Mckinney is based in New Jersey. She produces story paintings that highlight the independent Black female lead. Mckinney catches the figure engaged in leisurely activities and intense reflections. Her paintings reveal hidden storylines and evoke surreal settings, frequently in the context of the internal home world, as she engages with topics of spirituality and self. With a background in photography paints with a keen awareness of the female gaze, using very vivid colors and subtle details with "cinematic effect."

Mckinney views her work as a place of reconciliation between her Black female identity and the possibilities of rest and liberation that dominant visual culture has failed to depict, even though her paintings are not self-portraits.

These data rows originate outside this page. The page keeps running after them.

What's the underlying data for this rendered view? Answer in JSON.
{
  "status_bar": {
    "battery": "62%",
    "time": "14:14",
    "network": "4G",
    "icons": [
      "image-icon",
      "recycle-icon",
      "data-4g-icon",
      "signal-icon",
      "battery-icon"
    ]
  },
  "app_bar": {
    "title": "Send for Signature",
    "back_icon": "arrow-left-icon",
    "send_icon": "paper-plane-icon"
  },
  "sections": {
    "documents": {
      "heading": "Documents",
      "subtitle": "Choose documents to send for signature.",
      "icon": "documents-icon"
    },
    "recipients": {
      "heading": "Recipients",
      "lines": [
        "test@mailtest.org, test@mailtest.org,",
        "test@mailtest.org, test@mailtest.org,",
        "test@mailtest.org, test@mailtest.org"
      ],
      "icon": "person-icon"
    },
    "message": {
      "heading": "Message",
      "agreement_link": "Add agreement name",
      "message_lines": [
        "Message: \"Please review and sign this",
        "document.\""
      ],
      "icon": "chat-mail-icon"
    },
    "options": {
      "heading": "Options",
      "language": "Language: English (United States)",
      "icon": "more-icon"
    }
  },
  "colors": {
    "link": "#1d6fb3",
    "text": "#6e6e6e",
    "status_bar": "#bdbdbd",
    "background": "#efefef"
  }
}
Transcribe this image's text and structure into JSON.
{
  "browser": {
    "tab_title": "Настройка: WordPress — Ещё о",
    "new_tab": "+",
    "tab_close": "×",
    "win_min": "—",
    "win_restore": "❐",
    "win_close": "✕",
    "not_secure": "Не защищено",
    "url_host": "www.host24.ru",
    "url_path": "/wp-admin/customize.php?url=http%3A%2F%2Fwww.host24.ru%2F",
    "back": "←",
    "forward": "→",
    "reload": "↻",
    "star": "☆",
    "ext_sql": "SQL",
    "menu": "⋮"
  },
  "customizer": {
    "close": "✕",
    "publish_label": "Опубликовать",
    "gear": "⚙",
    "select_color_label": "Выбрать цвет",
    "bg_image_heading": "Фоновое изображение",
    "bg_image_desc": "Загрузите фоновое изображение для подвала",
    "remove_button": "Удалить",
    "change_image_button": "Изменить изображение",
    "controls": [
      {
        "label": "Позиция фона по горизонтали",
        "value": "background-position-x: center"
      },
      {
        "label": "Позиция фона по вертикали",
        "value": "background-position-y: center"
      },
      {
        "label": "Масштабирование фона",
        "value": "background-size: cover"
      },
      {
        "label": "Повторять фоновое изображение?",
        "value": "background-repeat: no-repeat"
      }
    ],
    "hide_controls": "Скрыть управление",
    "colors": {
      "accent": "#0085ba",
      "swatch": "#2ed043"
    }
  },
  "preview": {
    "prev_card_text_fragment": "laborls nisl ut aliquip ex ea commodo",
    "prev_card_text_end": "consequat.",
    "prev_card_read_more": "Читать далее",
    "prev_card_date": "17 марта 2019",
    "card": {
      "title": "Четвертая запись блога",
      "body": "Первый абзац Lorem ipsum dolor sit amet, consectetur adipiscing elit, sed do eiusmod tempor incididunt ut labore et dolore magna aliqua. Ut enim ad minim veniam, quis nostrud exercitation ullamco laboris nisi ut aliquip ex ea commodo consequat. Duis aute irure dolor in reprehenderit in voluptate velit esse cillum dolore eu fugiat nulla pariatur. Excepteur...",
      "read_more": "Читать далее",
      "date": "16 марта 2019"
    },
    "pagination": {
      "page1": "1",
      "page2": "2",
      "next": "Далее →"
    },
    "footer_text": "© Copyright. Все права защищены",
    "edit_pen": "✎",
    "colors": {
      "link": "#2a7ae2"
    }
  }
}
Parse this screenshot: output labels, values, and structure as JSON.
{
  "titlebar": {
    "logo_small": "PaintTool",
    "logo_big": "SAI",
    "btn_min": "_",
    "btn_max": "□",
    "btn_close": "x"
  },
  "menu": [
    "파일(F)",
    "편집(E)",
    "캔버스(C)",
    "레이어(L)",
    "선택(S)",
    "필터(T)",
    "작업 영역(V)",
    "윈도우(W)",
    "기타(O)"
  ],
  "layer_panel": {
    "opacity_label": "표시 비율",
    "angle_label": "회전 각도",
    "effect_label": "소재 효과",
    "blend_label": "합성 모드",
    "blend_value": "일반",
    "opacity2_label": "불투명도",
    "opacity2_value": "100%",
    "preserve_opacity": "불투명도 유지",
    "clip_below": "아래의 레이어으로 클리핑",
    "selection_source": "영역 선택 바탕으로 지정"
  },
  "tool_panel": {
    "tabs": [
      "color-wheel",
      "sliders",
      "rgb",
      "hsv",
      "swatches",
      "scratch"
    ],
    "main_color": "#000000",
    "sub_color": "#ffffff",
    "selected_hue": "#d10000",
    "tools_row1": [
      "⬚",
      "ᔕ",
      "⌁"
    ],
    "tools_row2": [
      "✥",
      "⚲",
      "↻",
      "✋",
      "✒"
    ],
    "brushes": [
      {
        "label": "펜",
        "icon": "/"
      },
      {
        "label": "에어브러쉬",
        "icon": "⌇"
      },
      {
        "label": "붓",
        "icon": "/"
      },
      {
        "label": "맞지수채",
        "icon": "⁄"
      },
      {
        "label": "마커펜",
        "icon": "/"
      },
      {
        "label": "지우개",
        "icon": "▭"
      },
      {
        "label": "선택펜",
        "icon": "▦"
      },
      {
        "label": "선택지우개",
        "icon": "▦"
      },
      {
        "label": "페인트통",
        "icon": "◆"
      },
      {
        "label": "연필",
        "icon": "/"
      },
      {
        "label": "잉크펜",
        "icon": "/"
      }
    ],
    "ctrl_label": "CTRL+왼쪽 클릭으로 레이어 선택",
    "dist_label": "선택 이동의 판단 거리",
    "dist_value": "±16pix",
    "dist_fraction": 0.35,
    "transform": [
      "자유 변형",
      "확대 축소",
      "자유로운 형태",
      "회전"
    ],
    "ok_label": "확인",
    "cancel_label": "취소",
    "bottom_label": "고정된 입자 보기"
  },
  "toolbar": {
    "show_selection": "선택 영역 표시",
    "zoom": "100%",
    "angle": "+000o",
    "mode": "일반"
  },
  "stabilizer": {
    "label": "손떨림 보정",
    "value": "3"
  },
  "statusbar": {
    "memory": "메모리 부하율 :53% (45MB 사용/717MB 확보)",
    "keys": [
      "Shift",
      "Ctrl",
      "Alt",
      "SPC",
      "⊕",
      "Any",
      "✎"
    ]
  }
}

She paints with the intention of evoking this sensation of identification between the viewer and the subject, giving them both the opportunity to enter their most liberated selves.

Mckinney made Reading Room, an acrylic on canvas painting, in 2022.

In 2024, Mckinney presented her first solo exhibition in Italy at the Fondazione Sandretto Re Rebaudengo. Fly on the Wall expands on Mckinney's pictorial interest and depictions of Black women portraiture in intimate spaces.

== Exhibitions ==

● 2021 SAW MY SHADOW, Fortnight Institute | New York

● 2022 Golden Hour, Marianne Boesky Gallery | New York

● 2022 Smoke and Mirrors, Night Gallery | Los Angeles

● 2022 IN A DREAM YOU SAW A WAY TO SURVIVE AND YOU WERE FULL OF JOY, The Contemporary Austin | Texas

● 2022 Black Melancholia, Hessel Museum of Art | New York

== Collections ==
Danielle Mckinney's paintings are included in the collections of museums worldwide including the Pérez Art Museum Miami, Florida; Buffalo AKG Art Museum, New York; Dallas Museum of Art, Texas; Hirshhorn Museum and Sculpture Garden, Washington DC; the Studio Museum in Harlem, New York; Speed Art Museum, Kentucky; and the Israel Museum, Jerusalem; among others.